Complexity-based Rate Limiting & Quotas for GraphQL APIs

When applying rate limiting or quotas to REST APIs, the most common approach is to limit the number of requests per time window. For example, you might allow 100 requests per minute. This approach works well for APIs that uniquely identify a resource with a URL. But what about GraphQL APIs?

Problem

GraphQL APIs are different from REST APIs in that there's usually only one endpoint. It's usually something like https://api.example.com/graphql. The client sends a GraphQL Operation to the server using a HTTP POST request.

So, how should we actually rate limit a GraphQL API? Simply limiting the number of requests per time window is not enough, as every GraphQL request can contain arbitrary complexity through nesting and batches via aliases. You might have also heard of the N+1 problem in GraphQL and how it can impact performance.

If you've got some experience with GraphQL, you might have heard of approaches to solve this problem, like calculating the complexity of a GraphQL Operation and limiting it.

E.g. you might be thinking to "just limit the depth" or "the number of fields", but does that really solve the problem? If you dig depper, you'll find that implementing a good complexity algorithm is not that easy and there are some dangerous pitfalls.

Understanding Complexity of GraphQL Operations

Before we look at some example GraphQL Operations, let's first define what we mean by "complexity".

In this context, complexity is a measure of how much work a GraphQL Operation requires to be executed. But how can we articulate this in a way that we can actually measure it?

First, we can talk about the number of fields in a GraphQL Operation. An Operation with 10 fields is more complex than an Operation with 5 fields.

Second, we can talk about the depth of a GraphQL Operation. The depth is the number of nested fields in a GraphQL Operation. An Operation with a depth of 5 is more complex than an Operation with a depth of 3. Well, actually it's not that easy. What if an Operation with a depth of 5 results in one single database query, whereas another Operation with a depth of 3 results in 3 database queries? Which one is more complex?

As you can see, we cannot simply look at the number of fields or the depth of a GraphQL Operation. Statically analysing an Operation is a good start, but it has its limitations.

Third, we need to look at the (potential) number of Nodes that are being returned by a GraphQL Operation. What's a Node? A Node is simply an object in the response. If you have a GraphQL Operation that returns a list of 10 Users, then you have 11 Nodes in the response, if we count the parent of the list as well. Why potential? When a GraphQL Operation can return a list of Nodes, or even lists of lists of Nodes, then we need to consider the maxium number of Nodes that can be returned theoretically, and the number of Nodes that are actually returned in the response.

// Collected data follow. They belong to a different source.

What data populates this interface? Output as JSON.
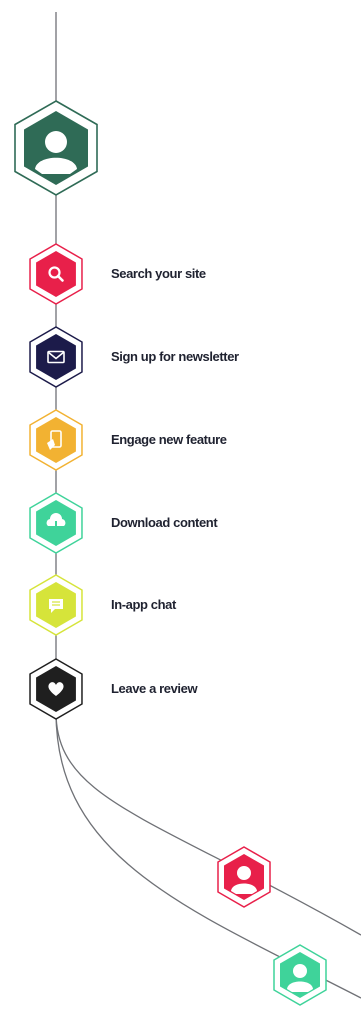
{
  "steps": [
    {
      "label": "Search your site",
      "icon": "search-icon",
      "color": "#e8204a"
    },
    {
      "label": "Sign up for newsletter",
      "icon": "envelope-icon",
      "color": "#1c1b4a"
    },
    {
      "label": "Engage new feature",
      "icon": "mobile-tap-icon",
      "color": "#f2b232"
    },
    {
      "label": "Download content",
      "icon": "cloud-download-icon",
      "color": "#3fd39a"
    },
    {
      "label": "In-app chat",
      "icon": "chat-bubble-icon",
      "color": "#d6e43a"
    },
    {
      "label": "Leave a review",
      "icon": "heart-icon",
      "color": "#1f1f1f"
    }
  ],
  "colors": {
    "primary_user": "#2f6b56",
    "user_red": "#e8204a",
    "user_green": "#3fd39a",
    "line": "#6f7176"
  }
}
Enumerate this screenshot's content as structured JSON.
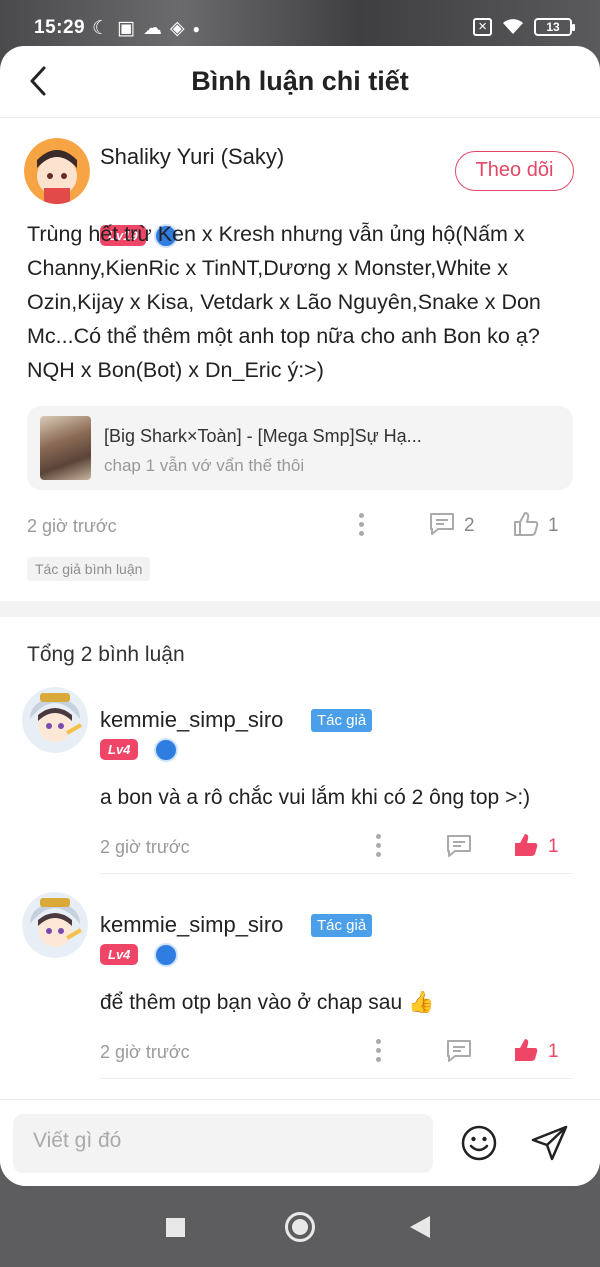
{
  "status_bar": {
    "time": "15:29",
    "battery": "13"
  },
  "header": {
    "title": "Bình luận chi tiết"
  },
  "main_comment": {
    "user_name": "Shaliky Yuri (Saky)",
    "level": "Lv19",
    "follow_label": "Theo dõi",
    "text": "Trùng hết trừ Ken x Kresh nhưng vẫn ủng hộ(Nấm x Channy,KienRic x TinNT,Dương x Monster,White x Ozin,Kijay x Kisa, Vetdark x Lão Nguyên,Snake x Don Mc...Có thể thêm một anh top nữa cho anh Bon ko ạ? NQH x Bon(Bot) x Dn_Eric ý:>)",
    "story_card": {
      "title": "[Big Shark×Toàn] - [Mega Smp]Sự Hạ...",
      "subtitle": "chap 1 vẫn vớ vẩn thế thôi"
    },
    "time": "2 giờ trước",
    "reply_count": "2",
    "like_count": "1",
    "author_tag": "Tác giả bình luận"
  },
  "total_label": "Tổng 2 bình luận",
  "replies": [
    {
      "user_name": "kemmie_simp_siro",
      "author_tag": "Tác giả",
      "level": "Lv4",
      "text": "a bon và a rô chắc vui lắm khi có 2 ông top >:)",
      "time": "2 giờ trước",
      "like_count": "1"
    },
    {
      "user_name": "kemmie_simp_siro",
      "author_tag": "Tác giả",
      "level": "Lv4",
      "text": "để thêm otp bạn vào ở chap sau 👍",
      "time": "2 giờ trước",
      "like_count": "1"
    }
  ],
  "composer": {
    "placeholder": "Viết gì đó"
  },
  "colors": {
    "accent": "#e24865",
    "author_blue": "#4a9fe8",
    "like_red": "#ef4566"
  }
}
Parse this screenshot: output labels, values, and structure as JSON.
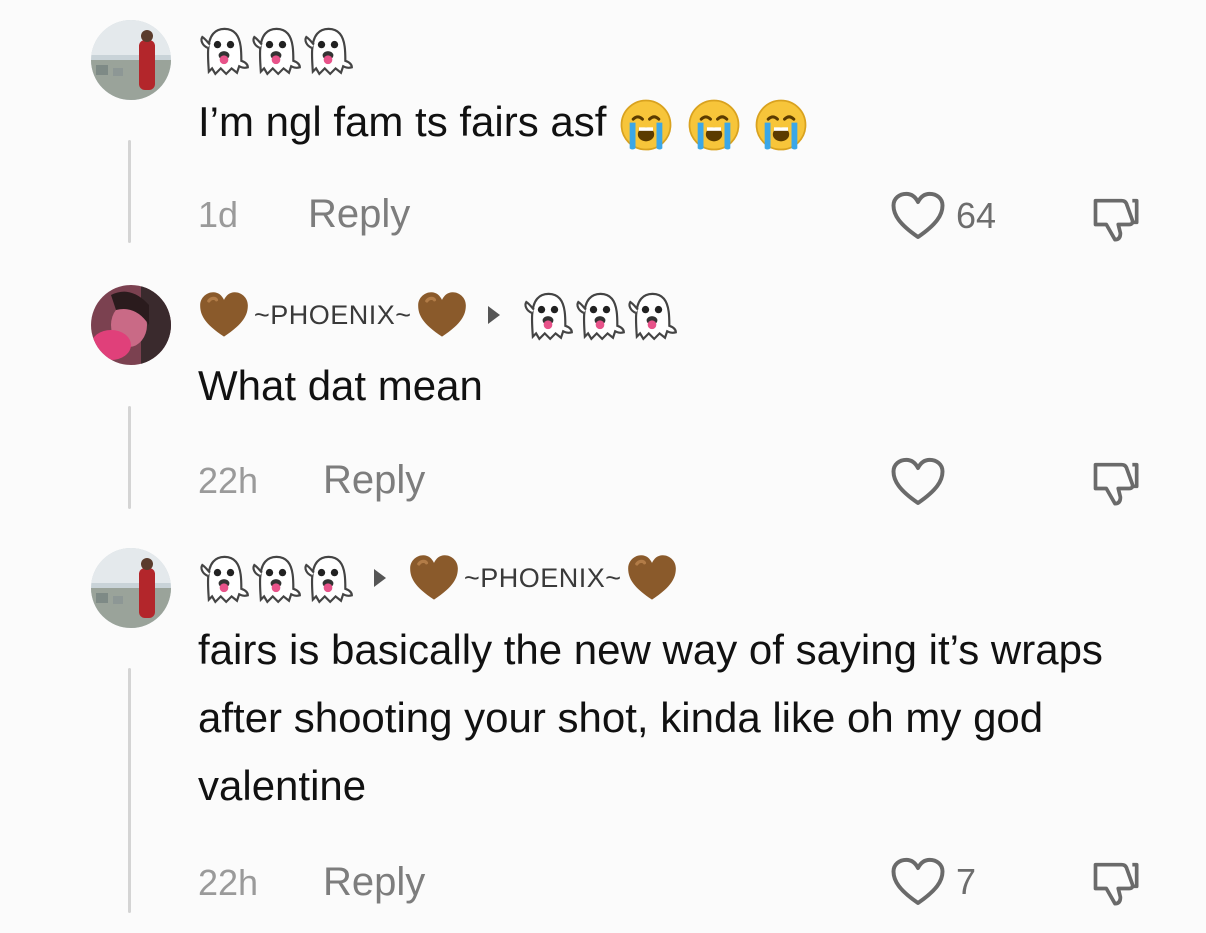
{
  "comments": [
    {
      "username_emoji": [
        "ghost",
        "ghost",
        "ghost"
      ],
      "text": "I’m ngl fam ts fairs asf",
      "trailing_emoji": [
        "loudly-crying-face",
        "loudly-crying-face",
        "loudly-crying-face"
      ],
      "time": "1d",
      "reply_label": "Reply",
      "likes": "64"
    },
    {
      "username": "~PHOENIX~",
      "reply_to_emoji": [
        "ghost",
        "ghost",
        "ghost"
      ],
      "text": "What dat mean",
      "time": "22h",
      "reply_label": "Reply",
      "likes": ""
    },
    {
      "username_emoji": [
        "ghost",
        "ghost",
        "ghost"
      ],
      "reply_to": "~PHOENIX~",
      "text": "fairs is basically the new way of saying it’s wraps after shooting your shot, kinda like oh my god valentine",
      "time": "22h",
      "reply_label": "Reply",
      "likes": "7"
    }
  ],
  "colors": {
    "heart_brown": "#8a5a2b",
    "ghost_tongue": "#e8538a",
    "cry_face": "#f7c53a",
    "tears": "#3ba7e8"
  }
}
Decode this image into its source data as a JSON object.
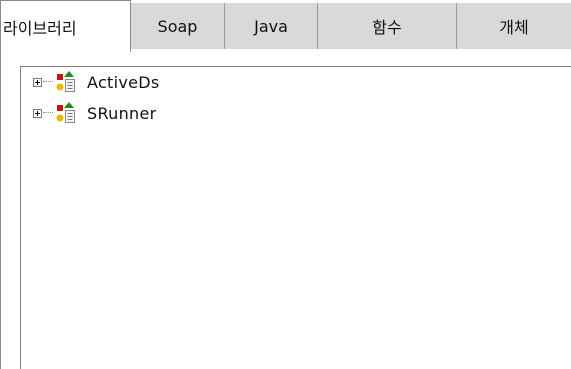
{
  "tabs": [
    {
      "label": "라이브러리",
      "active": true
    },
    {
      "label": "Soap",
      "active": false
    },
    {
      "label": "Java",
      "active": false
    },
    {
      "label": "함수",
      "active": false
    },
    {
      "label": "개체",
      "active": false
    }
  ],
  "tree": {
    "nodes": [
      {
        "label": "ActiveDs",
        "icon": "library-icon",
        "expander": "plus-icon"
      },
      {
        "label": "SRunner",
        "icon": "library-icon",
        "expander": "plus-icon"
      }
    ]
  },
  "colors": {
    "tab_inactive": "#d9d9d9",
    "border": "#8a8a8a",
    "icon_red": "#cc1111",
    "icon_green": "#1c8c1c",
    "icon_yellow": "#f2b500"
  }
}
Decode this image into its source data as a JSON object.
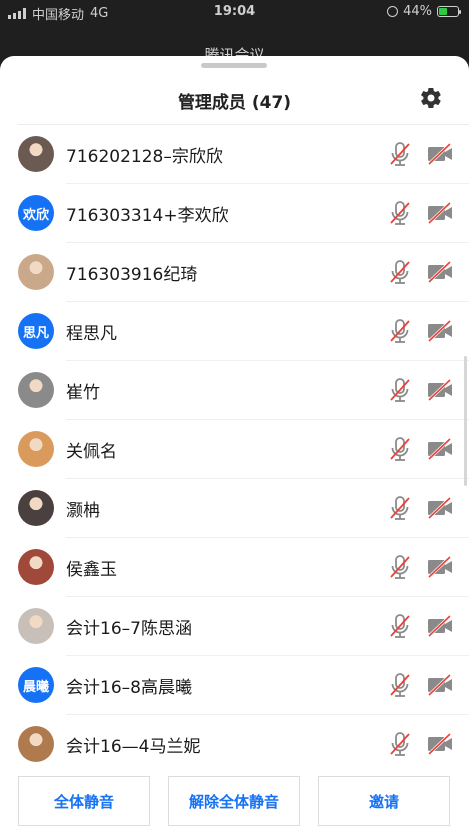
{
  "status_bar": {
    "carrier": "中国移动",
    "network": "4G",
    "time": "19:04",
    "battery": "44%",
    "battery_level": 0.44
  },
  "background_title": "腾讯会议",
  "sheet": {
    "title": "管理成员 (47)",
    "settings_icon": "gear-icon"
  },
  "members": [
    {
      "name": "716202128–宗欣欣",
      "avatar_type": "photo",
      "avatar_color": "#6b5a52"
    },
    {
      "name": "716303314+李欢欣",
      "avatar_type": "text",
      "avatar_text": "欢欣"
    },
    {
      "name": "716303916纪琦",
      "avatar_type": "photo",
      "avatar_color": "#c9a98a"
    },
    {
      "name": "程思凡",
      "avatar_type": "text",
      "avatar_text": "思凡"
    },
    {
      "name": "崔竹",
      "avatar_type": "photo",
      "avatar_color": "#8a8a8a"
    },
    {
      "name": "关佩名",
      "avatar_type": "photo",
      "avatar_color": "#d99a5b"
    },
    {
      "name": "灏柟",
      "avatar_type": "photo",
      "avatar_color": "#4a4040"
    },
    {
      "name": "侯鑫玉",
      "avatar_type": "photo",
      "avatar_color": "#a0493a"
    },
    {
      "name": "会计16–7陈思涵",
      "avatar_type": "photo",
      "avatar_color": "#c8c0b8"
    },
    {
      "name": "会计16–8高晨曦",
      "avatar_type": "text",
      "avatar_text": "晨曦"
    },
    {
      "name": "会计16—4马兰妮",
      "avatar_type": "photo",
      "avatar_color": "#b07a4f"
    }
  ],
  "footer": {
    "mute_all": "全体静音",
    "unmute_all": "解除全体静音",
    "invite": "邀请"
  },
  "colors": {
    "accent": "#1672f5",
    "muted_red": "#e8423a"
  }
}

Summarizing, we can say that the complexity of a GraphQL Operation is a combination of:

the number of fields
the depth
the underlying data sources
the number of Nodes in the response

Let's look at some examples to illustrate this.

Example 1 - Simple Query

query {
  # depth = 1
  user(id: "1") {
    # depth = 2
    id
    name
    email
  }
}

This Operation has a depth of 2, contains 4 fields and returns 1 Node. If the underlying data souce can fetch the user in a single request, we make a total of 1 requests to the underlying data source.

Example 2 - Nested Query

query {
  # depth = 1
  # nodes = 1
  user(id: "1") {
    # depth = 2
    id
    name
    email
    # nodes = ??? (depends on the number of posts)
    posts {
      # depth = 3
      id
      title
      body
    }
  }
}

This Operation has a depth of 3, contains 7 fields and returns at least 1 Node. There's a problem though, the posts field has no pagination. If the user has 1M posts, then this Operation will return 1M +1 Nodes.

If we assume that we can still fetch the user with a single request, and we can fetch all posts of the user with a second request, then we make a total of 2 requests to the underlying data source. That said, fetching 1M posts is much more expensive than fetching 20 posts. Our takeaway here is that complexity-based rate limiting is not able to take into consideration the complexity of unbouded lists.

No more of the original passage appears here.